Blue, Alexis. “Are Millennials Redefining Adulthood?” UANews, The University of Arizona, 28 July 2014, https://uanews.arizona.edu/story/are-millennials-redefining-adulthood
This article provides Millennials’ opinions on their own coming-of-age. Blue provides statistics on what the young people would define themselves as. She also divides the Millennials into different categories, ones who share their parents’ values, and ones who do not.
This source is credible because it takes statistics directly from the University of Arizona’s study on Millennials. The author also provides a counterargument that Millennials may just be developing slower, but she combats it by stating that the generation is simply wary of mistakes the former generations made. Although there are many numerical statistics, the author maintains a casual tone that is also is not informal.
This article relates to “Becoming Adult: Meanings of Markers in Adulthood” because they both discuss how economic changes have made the current young people hesitant to buy houses and have children. I will incorporate this point into my argument and use it to prove that graduating college and beginning to pay off debt are the new determinants of becoming an adult.
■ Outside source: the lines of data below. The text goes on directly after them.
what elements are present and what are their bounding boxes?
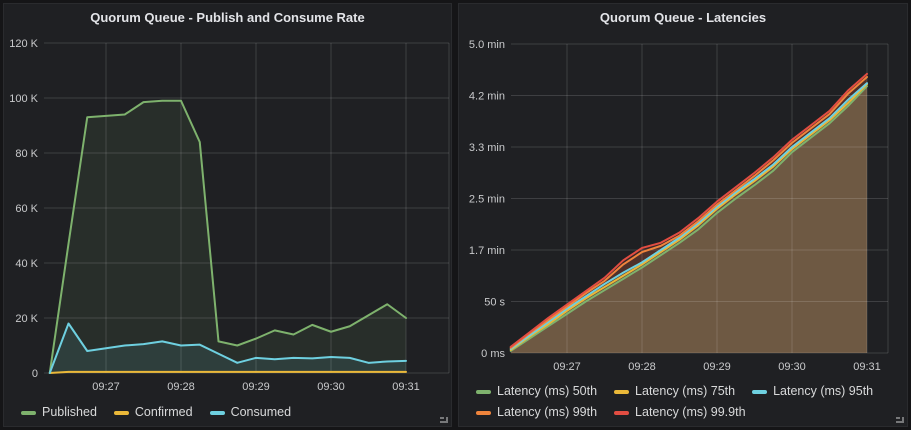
y-tick-label: 0 ms bbox=[481, 348, 505, 360]
y-tick-label: 4.2 min bbox=[469, 91, 505, 103]
legend-item-latency-ms-50th[interactable]: Latency (ms) 50th bbox=[476, 383, 597, 400]
legend-series-label: Latency (ms) 99th bbox=[497, 405, 598, 419]
publish-consume-legend: Published Confirmed Consumed bbox=[21, 404, 437, 421]
legend-item-published[interactable]: Published bbox=[21, 404, 97, 421]
y-tick-label: 100 K bbox=[9, 93, 38, 105]
x-tick-label: 09:27 bbox=[553, 361, 581, 373]
legend-item-confirmed[interactable]: Confirmed bbox=[113, 404, 193, 421]
y-tick-label: 40 K bbox=[15, 258, 38, 270]
y-tick-label: 3.3 min bbox=[469, 142, 505, 154]
y-tick-label: 50 s bbox=[484, 297, 505, 309]
panel-resize-handle-icon[interactable] bbox=[440, 415, 448, 423]
legend-series-label: Latency (ms) 75th bbox=[635, 384, 736, 398]
legend-series-label: Consumed bbox=[230, 405, 292, 419]
y-tick-label: 5.0 min bbox=[469, 39, 505, 51]
legend-series-color-icon bbox=[476, 389, 491, 394]
x-tick-label: 09:28 bbox=[167, 381, 195, 393]
panel-publish-consume-rate: 0 20 K 40 K 60 K 80 K 100 K 120 K 09:27 09:28 09:… bbox=[3, 3, 452, 427]
legend-series-color-icon bbox=[614, 389, 630, 394]
latencies-legend: Latency (ms) 50th Latency (ms) 75th Latenc… bbox=[476, 383, 893, 421]
legend-item-consumed[interactable]: Consumed bbox=[209, 404, 292, 421]
panel-resize-handle-icon[interactable] bbox=[896, 415, 904, 423]
legend-item-latency-ms-95th[interactable]: Latency (ms) 95th bbox=[752, 383, 873, 400]
x-tick-label: 09:29 bbox=[703, 361, 731, 373]
y-tick-label: 1.7 min bbox=[469, 245, 505, 257]
legend-series-label: Confirmed bbox=[134, 405, 193, 419]
x-tick-label: 09:29 bbox=[242, 381, 270, 393]
publish-consume-chart-canvas[interactable]: 0 20 K 40 K 60 K 80 K 100 K 120 K 09:27 09:28 09:… bbox=[4, 4, 453, 428]
legend-item-latency-ms-99th[interactable]: Latency (ms) 99th bbox=[476, 404, 597, 421]
panel-latencies: 0 ms 50 s 1.7 min 2.5 min 3.3 min 4.2 min 5.0 … bbox=[458, 3, 908, 427]
legend-series-color-icon bbox=[752, 389, 768, 394]
legend-series-label: Published bbox=[42, 405, 97, 419]
legend-series-color-icon bbox=[209, 410, 225, 415]
legend-series-label: Latency (ms) 95th bbox=[773, 384, 874, 398]
legend-series-label: Latency (ms) 50th bbox=[497, 384, 598, 398]
legend-item-latency-ms-99.9th[interactable]: Latency (ms) 99.9th bbox=[614, 404, 746, 421]
latencies-chart-canvas[interactable]: 0 ms 50 s 1.7 min 2.5 min 3.3 min 4.2 min 5.0 … bbox=[459, 4, 909, 428]
x-tick-label: 09:31 bbox=[392, 381, 420, 393]
legend-series-color-icon bbox=[614, 410, 630, 415]
panel-title-publish-consume[interactable]: Quorum Queue - Publish and Consume Rate bbox=[90, 10, 365, 25]
x-tick-label: 09:30 bbox=[317, 381, 345, 393]
panel-title-latencies[interactable]: Quorum Queue - Latencies bbox=[599, 10, 767, 25]
legend-series-color-icon bbox=[21, 410, 36, 415]
x-tick-label: 09:28 bbox=[628, 361, 656, 373]
y-tick-label: 120 K bbox=[9, 38, 38, 50]
legend-series-label: Latency (ms) 99.9th bbox=[635, 405, 746, 419]
y-tick-label: 2.5 min bbox=[469, 194, 505, 206]
legend-series-color-icon bbox=[476, 410, 491, 415]
legend-series-color-icon bbox=[113, 410, 129, 415]
y-tick-label: 0 bbox=[32, 368, 38, 380]
x-tick-label: 09:31 bbox=[853, 361, 881, 373]
y-tick-label: 20 K bbox=[15, 313, 38, 325]
y-tick-label: 80 K bbox=[15, 148, 38, 160]
x-tick-label: 09:27 bbox=[92, 381, 120, 393]
legend-item-latency-ms-75th[interactable]: Latency (ms) 75th bbox=[614, 383, 735, 400]
y-tick-label: 60 K bbox=[15, 203, 38, 215]
x-tick-label: 09:30 bbox=[778, 361, 806, 373]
DeSilver, Drew. “The Politics of American Generations: How age affects attitude and voting behavior.” PewResearchCenter, Pew Research Center, 9 July 2014, http://www.pewresearch.org/fact-tank/2014/07/09/the-politics-of-american-generations-how-age-affects-attitudes-and-voting-behavior/
This article discusses the different political typologies of different generations. It provides statistics that show that political views not only change as one ages, but they can also be steadfast between generations. It also breaks down the different typologies and how frequent they are within age groups.
This source is credible because it comes from the Pew Research Center. Also, there are many numerical statistics throughout the article. The author, DeSilver, also does a great job at ensuring that the facts remain professional yet are easy to understand for the average reader. This source’s argument is important because it shows that differences in the economy between each generation can have a large effect on how it’s people think.
I will use this source for statistics regarding the different economic status of each generation. It will support my argument that changes in the economy and societal norms can change the definition of adulthood. I’ll use this to argue that starting a family is no longer the norm, so the current definition of an adult is based on other factors like paying off such debt mentioned in the article. This article also connects with “Becoming Adult: Meanings of Markers in Adulthood” because they both discuss economic factors that affect becoming an adult.
Settersten, Richard, et al. “Becoming Adult: Meanings of Markers in Adulthood.” 2015, http://health.oregonstate.edu/sites/default/files/faculty-staff/profilepubs/settersten_et_al-becoming_adult-emerging_trends.pdf.
This essay begins with the foundational research behind the transition into adulthood. It lists the social, biological, and psychological markers of adulthood. There is also a discussion on the discrepancy between legal definitions of adulthood and developmental milestones within the brain. There are also several statistics that compare rates of higher education between generations.
This source is reputable because it was written by two professors and a doctoral student at Oregon State. There are also brief descriptions of the academic backgrounds of the writers at the end of the essay. The authors further enforce their credibility by providing economic statistics regarding income levels, but they also establish a personal connection with the reader with their casual syntax.
My argument is benefitted by this source because it argues that socioeconomic differences have changed markers of adulthood, and therefore each generation’s definition of adulthood is not concrete. This source also builds on “The Politics of American Generations: How age affects attitude and voting behavior” because it compares the economy of former generations as opposed to now. This is important to my argument, because it states that a poor economy has caused markers of adulthood to change from familial roles to combatting loans and debt.